Some of the novel’s most memorable and disturbing scenes centre around the narrator’s entry in the asylum to find Paul Michel. “I have a friend in France who’s worked with schizophrenics for the last 30 years,” Duncker says. “She’s seen the different ways that schizophrenia has been perceived during that time – because even now, no one really understands it, no one knows where it comes from. She holds an open clinic, so I visited her there with some trepidation and it was absolutely incredible. You always think that people who are off their heads are going to be just a little bit eccentric, but these people were absolutely mad – raving! But there was such a sense of community there; it was harrowing but quite beautiful, in a way.
“Paul Michel knows he’s mad and that’s common – mad people are completely aware that they’re raving, that they slide between sanity and insanity. I wanted the madness in Hallucinating Foucault to do justice to what I’d seen. It’s incredibly difficult to represent people who are living in a different time zone from you with respect and generosity – because you don’t want to present them as curiosities or freaks, which is what Foucault also strove to challenge in his work.”

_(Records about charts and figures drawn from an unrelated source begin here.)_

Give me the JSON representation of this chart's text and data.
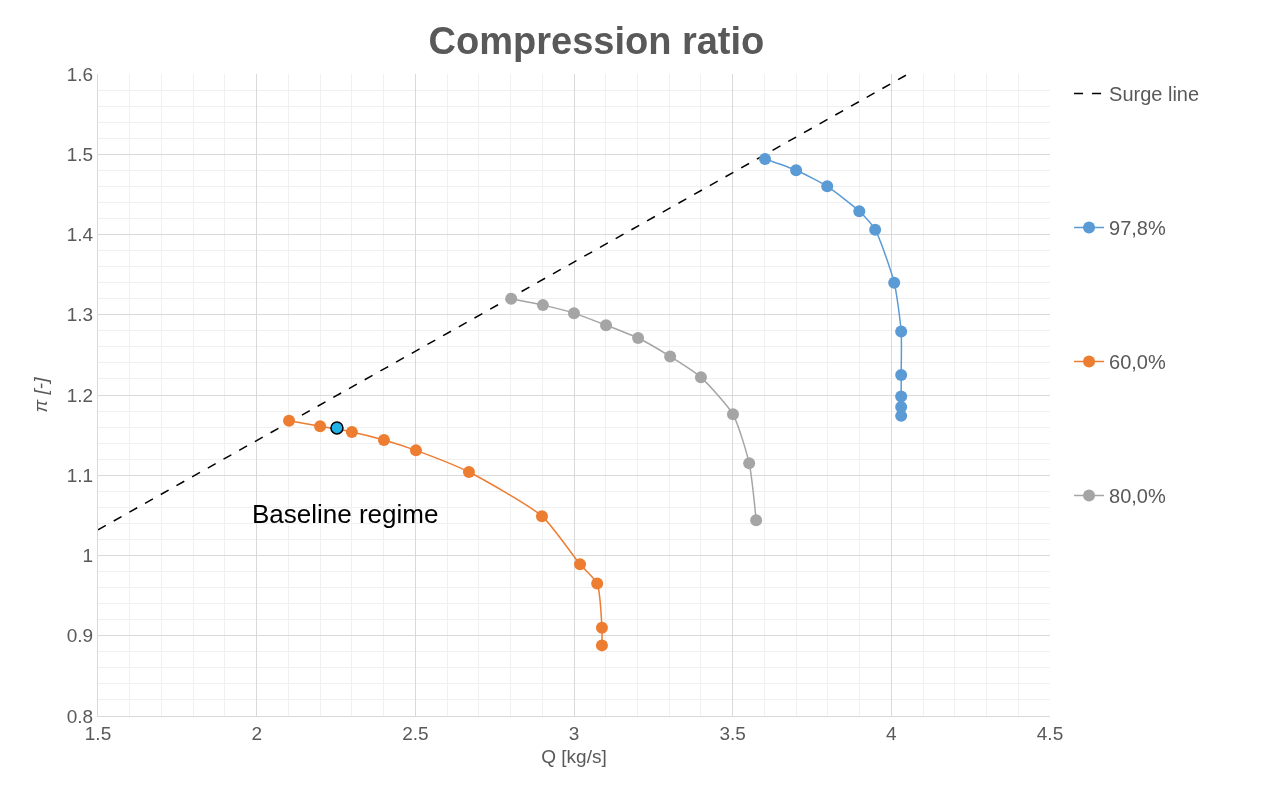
{
  "chart_data": {
    "type": "line",
    "title": "Compression ratio",
    "xlabel": "Q [kg/s]",
    "ylabel": "π [-]",
    "xlim": [
      1.5,
      4.5
    ],
    "xticks": [
      1.5,
      2,
      2.5,
      3,
      3.5,
      4,
      4.5
    ],
    "ylim": [
      0.8,
      1.6
    ],
    "yticks": [
      0.8,
      0.9,
      1,
      1.1,
      1.2,
      1.3,
      1.4,
      1.5,
      1.6
    ],
    "grid": true,
    "legend": "right",
    "marker": "circle",
    "series": [
      {
        "name": "Surge line",
        "color": "#000000",
        "line_style": "dashed",
        "marker": "none",
        "x": [
          1.5,
          4.053
        ],
        "values": [
          1.032,
          1.6
        ]
      },
      {
        "name": "97,8%",
        "color": "#5b9bd5",
        "x": [
          3.602,
          3.7,
          3.798,
          3.899,
          3.949,
          4.009,
          4.031,
          4.031,
          4.031,
          4.031,
          4.031
        ],
        "values": [
          1.494,
          1.48,
          1.46,
          1.429,
          1.406,
          1.34,
          1.279,
          1.225,
          1.198,
          1.185,
          1.174
        ]
      },
      {
        "name": "60,0%",
        "color": "#ed7d31",
        "x": [
          2.102,
          2.2,
          2.3,
          2.401,
          2.502,
          2.669,
          2.899,
          3.019,
          3.073,
          3.088,
          3.088
        ],
        "values": [
          1.168,
          1.161,
          1.154,
          1.144,
          1.131,
          1.104,
          1.049,
          0.989,
          0.965,
          0.91,
          0.888
        ]
      },
      {
        "name": "80,0%",
        "color": "#a5a5a5",
        "x": [
          2.802,
          2.902,
          3.0,
          3.101,
          3.202,
          3.303,
          3.4,
          3.501,
          3.552,
          3.574
        ],
        "values": [
          1.32,
          1.312,
          1.302,
          1.287,
          1.271,
          1.248,
          1.222,
          1.176,
          1.115,
          1.044
        ]
      },
      {
        "type": "scatter",
        "color": "#1fb3e8",
        "x": [
          2.253
        ],
        "values": [
          1.159
        ]
      }
    ],
    "annotations": [
      {
        "text": "Baseline regime",
        "x": 2.253,
        "y": 1.159
      }
    ]
  }
}
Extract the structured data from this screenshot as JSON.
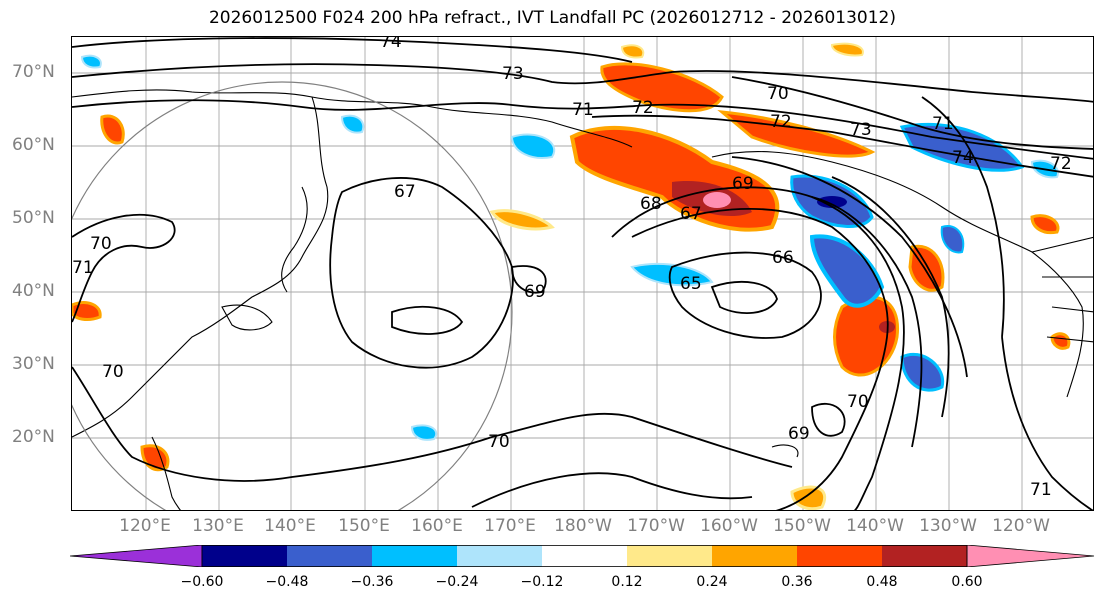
{
  "title": "2026012500 F024 200 hPa refract., IVT Landfall PC (2026012712 - 2026013012)",
  "lat_labels": [
    "70°N",
    "60°N",
    "50°N",
    "40°N",
    "30°N",
    "20°N"
  ],
  "lon_labels": [
    "120°E",
    "130°E",
    "140°E",
    "150°E",
    "160°E",
    "170°E",
    "180°W",
    "170°W",
    "160°W",
    "150°W",
    "140°W",
    "130°W",
    "120°W"
  ],
  "contour_labels": [
    "74",
    "73",
    "72",
    "71",
    "70",
    "73",
    "72",
    "71",
    "74",
    "72",
    "67",
    "68",
    "69",
    "67",
    "66",
    "65",
    "69",
    "70",
    "70",
    "69",
    "70",
    "71",
    "70",
    "71"
  ],
  "colorbar": {
    "ticks": [
      "−0.60",
      "−0.48",
      "−0.36",
      "−0.24",
      "−0.12",
      "0.12",
      "0.24",
      "0.36",
      "0.48",
      "0.60"
    ],
    "colors": [
      "#9b30d9",
      "#00008b",
      "#3a5fcd",
      "#00bfff",
      "#aee4fb",
      "#ffffff",
      "#ffe98a",
      "#ffa500",
      "#ff4500",
      "#b22222",
      "#ff8fb3"
    ]
  },
  "colors": {
    "grid": "#a9a9a9",
    "axis_label": "#808080",
    "circle": "#808080"
  }
}
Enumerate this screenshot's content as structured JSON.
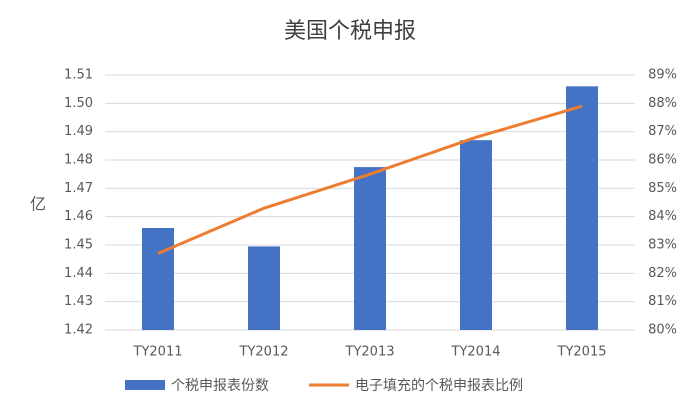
{
  "chart_data": {
    "type": "combo",
    "title": "美国个税申报",
    "y_label": "亿",
    "categories": [
      "TY2011",
      "TY2012",
      "TY2013",
      "TY2014",
      "TY2015"
    ],
    "series": [
      {
        "name": "个税申报表份数",
        "type": "bar",
        "color": "#4472c4",
        "values": [
          1.456,
          1.4495,
          1.4775,
          1.487,
          1.506
        ]
      },
      {
        "name": "电子填充的个税申报表比例",
        "type": "line",
        "axis": "y2",
        "color": "#ed7d31",
        "values": [
          82.7,
          84.3,
          85.5,
          86.8,
          87.9
        ]
      }
    ],
    "ylim": [
      1.42,
      1.51
    ],
    "yticks": [
      1.42,
      1.43,
      1.44,
      1.45,
      1.46,
      1.47,
      1.48,
      1.49,
      {
        "value": 1.5,
        "label": "1.50"
      },
      1.51
    ],
    "y2lim": [
      80,
      89
    ],
    "y2ticks": [
      {
        "value": 80,
        "label": "80%"
      },
      {
        "value": 81,
        "label": "81%"
      },
      {
        "value": 82,
        "label": "82%"
      },
      {
        "value": 83,
        "label": "83%"
      },
      {
        "value": 84,
        "label": "84%"
      },
      {
        "value": 85,
        "label": "85%"
      },
      {
        "value": 86,
        "label": "86%"
      },
      {
        "value": 87,
        "label": "87%"
      },
      {
        "value": 88,
        "label": "88%"
      },
      {
        "value": 89,
        "label": "89%"
      }
    ],
    "grid": true
  }
}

The love between reader and writer is evident from Duncker’s enthusiasm when she talks about the French philosopher: “Foucault once said, ‘I wrote all my books to make boys fall in love with me.’ And I think there’s an element to that in all writing – books are messages in bottles. There was something about Foucault – his vanity, his shaved head, his looming presence – that indicated that he desperately wanted to be a writer rather than a philosopher. So the character of Paul Michel is the embodiment of some of Foucault’s unfulfilled desires. It’s my present to Foucault, in a way. I made the character of Paul Michel as handsome as James Dean and in love with him – what more could he want?!”